The Cato Institute's Roger Pilon had this article in the L.A. Times on Monday. Excerpt:
Whole neighborhoods have been bulldozed to make way for "upscale" private developments. Not surprisingly, the poor and politically unconnected have suffered most.
Another abuse is closely related and arguably worse. Rather than condemn the whole property and transfer it to others—for which owners would have to be compensated, however poorly—government condemns legitimate uses through regulation, paying the owner nothing for the loss in value he suffers. Thus, the public goods that result are provided on the cheap—at no cost to taxpayers. Government denies owners the use of their property so the rest of us can enjoy lovely views, wildlife habitat and more. The public enjoys the goods, but the owner bears the costs….
When made to pay for the goods it otherwise acquires through regulation, "the public," it seems, has second thoughts.

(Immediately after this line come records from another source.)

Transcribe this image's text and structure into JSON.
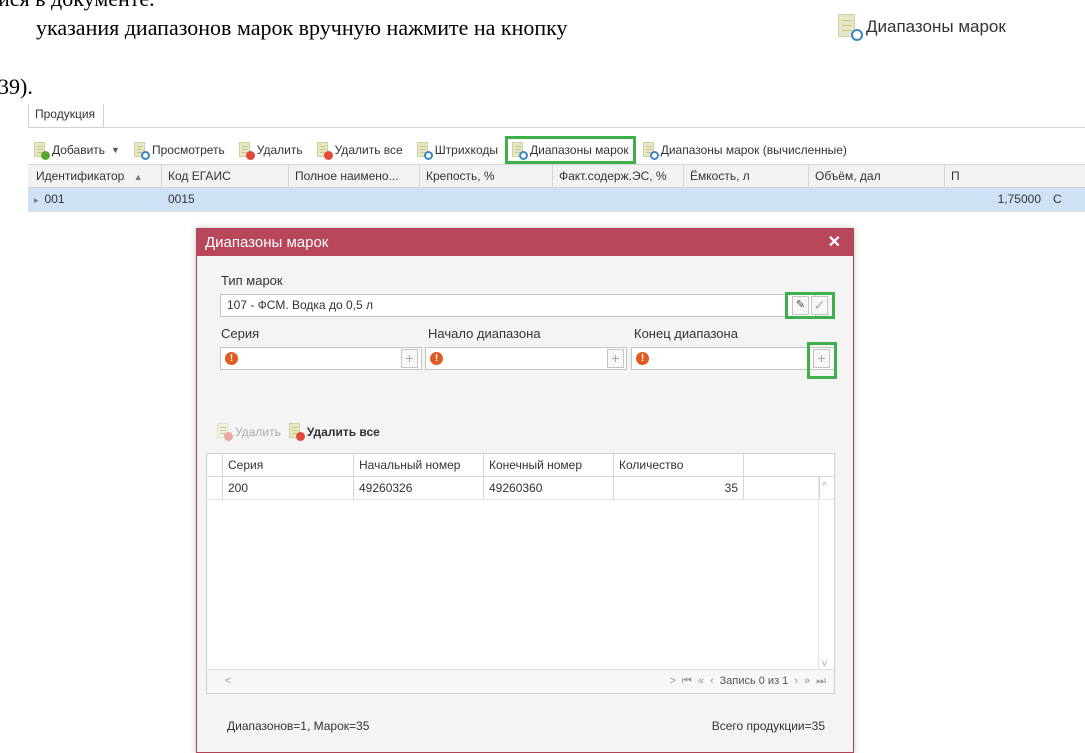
{
  "document": {
    "line1": "ися в документе.",
    "line2": "указания диапазонов марок вручную нажмите на кнопку",
    "line3": "39).",
    "inline_button_label": "Диапазоны марок"
  },
  "app": {
    "tab_label": "Продукция",
    "toolbar": {
      "add": "Добавить",
      "view": "Просмотреть",
      "delete": "Удалить",
      "delete_all": "Удалить все",
      "barcodes": "Штрихкоды",
      "stamp_ranges": "Диапазоны марок",
      "stamp_ranges_calc": "Диапазоны марок (вычисленные)"
    },
    "grid": {
      "headers": [
        "Идентификатор",
        "Код ЕГАИС",
        "Полное наимено...",
        "Крепость, %",
        "Факт.содерж.ЭС, %",
        "Ёмкость, л",
        "Объём, дал",
        "П"
      ],
      "sort_indicator": "▲",
      "row": {
        "id": "001",
        "egais": "0015",
        "volume": "1,75000",
        "extra": "С"
      }
    }
  },
  "dialog": {
    "title": "Диапазоны марок",
    "close": "✕",
    "stamp_type_label": "Тип марок",
    "stamp_type_value": "107 - ФСМ. Водка до 0,5 л",
    "series_label": "Серия",
    "range_start_label": "Начало диапазона",
    "range_end_label": "Конец диапазона",
    "delete_label": "Удалить",
    "delete_all_label": "Удалить все",
    "table": {
      "headers": [
        "Серия",
        "Начальный номер",
        "Конечный номер",
        "Количество"
      ],
      "rows": [
        {
          "series": "200",
          "start": "49260326",
          "end": "49260360",
          "count": "35"
        }
      ]
    },
    "pager_text": "Запись 0 из 1",
    "status_left": "Диапазонов=1, Марок=35",
    "status_right": "Всего продукции=35"
  },
  "colors": {
    "dialog_header": "#b9475c",
    "highlight": "#3db04c",
    "selected_row": "#cfe1f4"
  }
}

Unlike Oregon's measure, however, California's Proposition 90 is not retroactive. When vocal opponents scream, therefore, that it amounts to a raid on the taxpayers, they are wrong in both theory and fact. Wrong in theory because it hardly counts as a "raid" to make the public pay for the goods it wants. Indeed, it is to prevent a raid on individual owners that the takings clause was written in the first place. Wrong in fact, because the Oregon experience shows that almost all the claims filed to date are for past restrictions. Once a fair regime is in place, governments think twice before they impose new restrictions on owners, knowing that the taxpayers are going to have to pay for the goods thus acquired.